Lack-of-attachment-to-internal-identity seems to be another semi-related thing. I feel like there are some things where I care about “identity-alignment” a great deal, and other matters that others clearly care about where I just lack any feeling of identity euphoria/dysphoria around the matter regardless of what I do. I suspect there are some people who lack either sensation altogether. Probably some fraction of those people come across as identity chameleons; people who switch out identities according to external incentives, because they have no internal reason not to.
(Personally, meditation updated me considerably towards a reduced attachment to internal-identities, but there are still some I’m attached to and care about maintaining.)
Alexithymia is a phenomenon where you lack awareness of your own emotions, sometimes even as you are acting them out. This seems easy to test in a manner similar to green/red color-blindness; have the person try to appraise what sort of emotion they’re feeling, and then read their circumstances or watch their behavior for a read of which emotion it actually is, and see who usually seems to misjudge it (or believe they’re not feeling emotions entirely).
Another p-zombie variant
There’s a different p-zombie subtype I’ve been thinking about a great deal myself..

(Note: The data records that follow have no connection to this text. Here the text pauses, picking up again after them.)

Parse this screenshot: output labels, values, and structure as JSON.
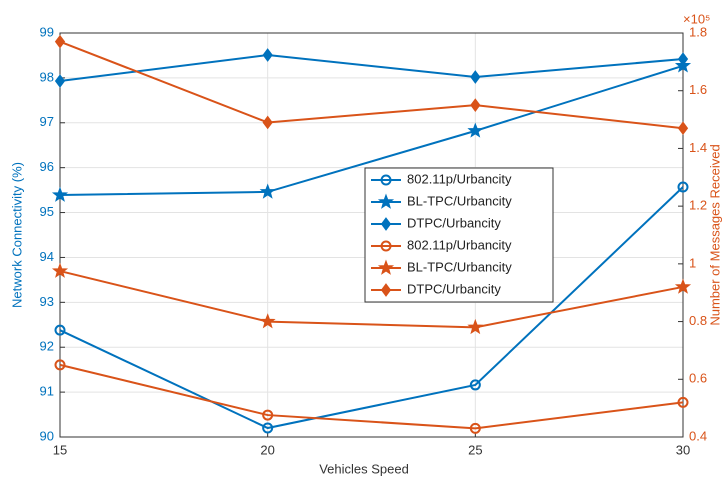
{
  "chart_data": {
    "type": "line",
    "xlabel": "Vehicles Speed",
    "ylabel": "Network Connectivity (%)",
    "y2label": "Number of Messages Received",
    "y2_multiplier": "×10⁵",
    "x": [
      15,
      20,
      25,
      30
    ],
    "xlim": [
      15,
      30
    ],
    "xticks": [
      15,
      20,
      25,
      30
    ],
    "ylim": [
      90,
      99
    ],
    "yticks": [
      90,
      91,
      92,
      93,
      94,
      95,
      96,
      97,
      98,
      99
    ],
    "y2lim": [
      0.4,
      1.8
    ],
    "y2ticks": [
      0.4,
      0.6,
      0.8,
      1,
      1.2,
      1.4,
      1.6,
      1.8
    ],
    "grid": true,
    "legend": "center",
    "series": [
      {
        "name": "802.11p/Urbancity",
        "color": "#0072bd",
        "marker": "circle",
        "values": [
          92.38,
          90.2,
          91.16,
          95.57
        ]
      },
      {
        "name": "BL-TPC/Urbancity",
        "color": "#0072bd",
        "marker": "star",
        "values": [
          95.39,
          95.46,
          96.82,
          98.27
        ]
      },
      {
        "name": "DTPC/Urbancity",
        "color": "#0072bd",
        "marker": "diamond",
        "values": [
          97.93,
          98.51,
          98.02,
          98.42
        ]
      },
      {
        "name": "802.11p/Urbancity",
        "color": "#d95319",
        "marker": "circle",
        "axis": "y2",
        "values": [
          0.65,
          0.476,
          0.43,
          0.52
        ]
      },
      {
        "name": "BL-TPC/Urbancity",
        "color": "#d95319",
        "marker": "star",
        "axis": "y2",
        "values": [
          0.975,
          0.8,
          0.78,
          0.92
        ]
      },
      {
        "name": "DTPC/Urbancity",
        "color": "#d95319",
        "marker": "diamond",
        "axis": "y2",
        "values": [
          1.77,
          1.49,
          1.55,
          1.47
        ]
      }
    ]
  }
}
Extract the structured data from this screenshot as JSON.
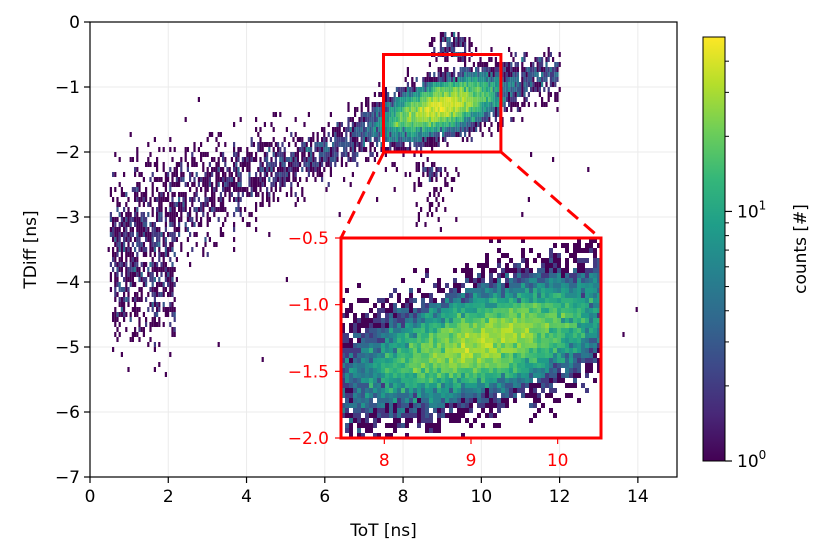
{
  "chart_data": [
    {
      "type": "heatmap",
      "name": "main-2d-histogram",
      "xlabel": "ToT [ns]",
      "ylabel": "TDiff [ns]",
      "xlim": [
        0,
        15
      ],
      "ylim": [
        -7,
        0
      ],
      "xticks": [
        0,
        2,
        4,
        6,
        8,
        10,
        12,
        14
      ],
      "xtick_labels": [
        "0",
        "2",
        "4",
        "6",
        "8",
        "10",
        "12",
        "14"
      ],
      "yticks": [
        0,
        -1,
        -2,
        -3,
        -4,
        -5,
        -6,
        -7
      ],
      "ytick_labels": [
        "0",
        "−1",
        "−2",
        "−3",
        "−4",
        "−5",
        "−6",
        "−7"
      ],
      "grid": true,
      "dense_cluster": {
        "x_center": 9.0,
        "y_center": -1.3,
        "x_sigma": 0.75,
        "y_sigma": 0.22
      },
      "trend_points": [
        [
          0.5,
          -3.4
        ],
        [
          1.5,
          -3.0
        ],
        [
          3.0,
          -2.6
        ],
        [
          4.5,
          -2.3
        ],
        [
          6.0,
          -2.0
        ],
        [
          7.5,
          -1.6
        ],
        [
          9.0,
          -1.3
        ],
        [
          10.5,
          -1.0
        ],
        [
          11.5,
          -0.85
        ]
      ],
      "zoom_box": {
        "x_range": [
          7.5,
          10.5
        ],
        "y_range": [
          -2.0,
          -0.5
        ],
        "color": "#ff0000"
      }
    },
    {
      "type": "heatmap",
      "name": "inset-zoom",
      "xlim": [
        7.5,
        10.5
      ],
      "ylim": [
        -2.0,
        -0.5
      ],
      "xticks": [
        8,
        9,
        10
      ],
      "xtick_labels": [
        "8",
        "9",
        "10"
      ],
      "yticks": [
        -0.5,
        -1.0,
        -1.5,
        -2.0
      ],
      "ytick_labels": [
        "−0.5",
        "−1.0",
        "−1.5",
        "−2.0"
      ],
      "tick_color": "#ff0000"
    },
    {
      "type": "colorbar",
      "name": "counts-colorbar",
      "label": "counts [#]",
      "scale": "log",
      "range": [
        1,
        50
      ],
      "tick_values": [
        1,
        10
      ],
      "tick_labels": [
        {
          "base": "10",
          "exp": "0"
        },
        {
          "base": "10",
          "exp": "1"
        }
      ],
      "colormap": "viridis",
      "colormap_stops": [
        "#440154",
        "#482878",
        "#3e4989",
        "#31688e",
        "#26828e",
        "#1f9e89",
        "#35b779",
        "#6ece58",
        "#b5de2b",
        "#fde725"
      ]
    }
  ],
  "colors": {
    "accent": "#ff0000",
    "axis": "#000000",
    "grid": "#ebebeb"
  }
}
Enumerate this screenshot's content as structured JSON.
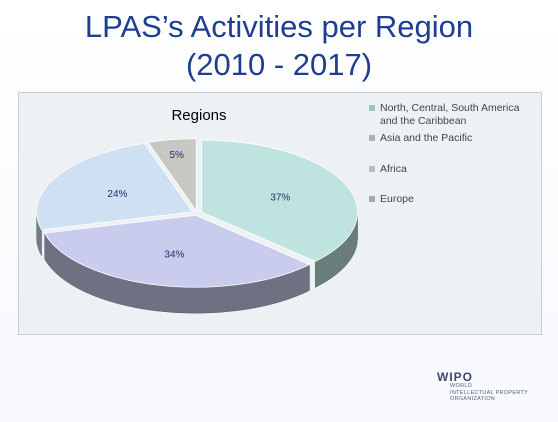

If you set up a system where there’s an observer, an actor, and an environment, then there are 2 kinds of consciousness:
The observer influences, controls, or is the actor who does things in the environment
A policy feedback loop
The observer is just modeling what the actor will do in the environment
A one-way modeling of the agent
I suspect the later can feel “conscious” even if the observer never influences the actor in any way.
Humans are usually a bit of both, but someone who only has “consciousness” in the later capacity feels a bit like a… “consciousness hitchhiking on a q-zombie” to me.
(Related: The Elephant and The Rider)
This is Eichmann, notably written about by Hannah Arendt, who coined the phrase “the banality of evil” in response.